Oli Cheng 1 min read Product
Why Most AI Features Fail Adoption (and the Activation Metric That Matters)
A framework for measuring whether AI features deliver repeat value instead of one-time novelty.
- Metrics
- Adoption
- Product Strategy
Many teams celebrate first-use events: user clicks AI button, user tries generated output, user shares a screenshot.

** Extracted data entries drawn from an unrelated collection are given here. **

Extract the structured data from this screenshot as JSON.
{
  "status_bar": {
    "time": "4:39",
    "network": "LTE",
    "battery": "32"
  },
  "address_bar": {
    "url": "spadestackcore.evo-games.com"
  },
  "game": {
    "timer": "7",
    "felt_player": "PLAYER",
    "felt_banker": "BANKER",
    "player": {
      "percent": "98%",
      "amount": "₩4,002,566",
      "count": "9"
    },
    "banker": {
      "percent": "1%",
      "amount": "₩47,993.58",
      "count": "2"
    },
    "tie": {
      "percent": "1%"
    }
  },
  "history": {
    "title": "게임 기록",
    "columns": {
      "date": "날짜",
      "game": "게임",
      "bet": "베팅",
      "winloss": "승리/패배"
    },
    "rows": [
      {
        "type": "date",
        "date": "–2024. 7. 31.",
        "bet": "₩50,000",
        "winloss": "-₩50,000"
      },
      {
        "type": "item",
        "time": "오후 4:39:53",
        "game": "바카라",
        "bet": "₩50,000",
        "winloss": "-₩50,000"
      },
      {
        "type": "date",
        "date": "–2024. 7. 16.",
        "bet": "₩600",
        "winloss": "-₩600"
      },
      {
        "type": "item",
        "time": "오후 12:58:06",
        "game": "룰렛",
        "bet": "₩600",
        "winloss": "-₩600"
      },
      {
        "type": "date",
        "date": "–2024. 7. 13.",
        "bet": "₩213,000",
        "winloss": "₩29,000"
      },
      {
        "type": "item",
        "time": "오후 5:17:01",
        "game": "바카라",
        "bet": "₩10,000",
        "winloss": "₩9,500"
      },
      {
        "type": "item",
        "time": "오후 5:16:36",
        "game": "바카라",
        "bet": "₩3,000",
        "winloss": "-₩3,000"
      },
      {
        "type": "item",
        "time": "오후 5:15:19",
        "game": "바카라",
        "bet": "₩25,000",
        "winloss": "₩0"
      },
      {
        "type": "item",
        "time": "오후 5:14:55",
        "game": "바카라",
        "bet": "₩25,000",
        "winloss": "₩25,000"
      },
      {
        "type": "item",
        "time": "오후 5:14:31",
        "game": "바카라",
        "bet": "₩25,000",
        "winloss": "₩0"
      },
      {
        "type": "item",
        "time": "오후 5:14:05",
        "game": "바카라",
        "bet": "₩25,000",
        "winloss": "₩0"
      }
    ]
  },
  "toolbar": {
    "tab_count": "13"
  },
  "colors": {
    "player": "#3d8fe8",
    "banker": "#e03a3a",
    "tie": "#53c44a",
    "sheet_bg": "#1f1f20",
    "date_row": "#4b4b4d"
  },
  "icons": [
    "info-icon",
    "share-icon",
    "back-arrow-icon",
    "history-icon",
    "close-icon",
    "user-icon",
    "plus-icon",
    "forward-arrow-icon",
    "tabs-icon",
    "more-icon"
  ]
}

Those are curiosity signals, not adoption signals.
Use this metric instead
Measure time-to-second-meaningful-use.
If a user does not return for a second meaningful use quickly, your feature is likely novelty.
Example scoring rubric
| Event | Counts as meaningful use? |
|---|---|
| Clicked “Generate” | No |
| Edited and accepted output | Yes |
| Reused AI output in a core workflow | Yes |
| Shared generated content without edits | Usually no |
Instrumentation checklist
- Define the job the feature is meant to improve
- Define what a meaningful completed loop looks like
- Log first and second completion timestamps
- Track median time between those events by segment
What to do when this metric is weak
- Reduce setup friction before first output
- Improve output reliability for top 2 use cases
- Add examples that mirror user context
- Improve handoff from AI output to core workflow
Strong AI products create repeated utility, not one-off surprise.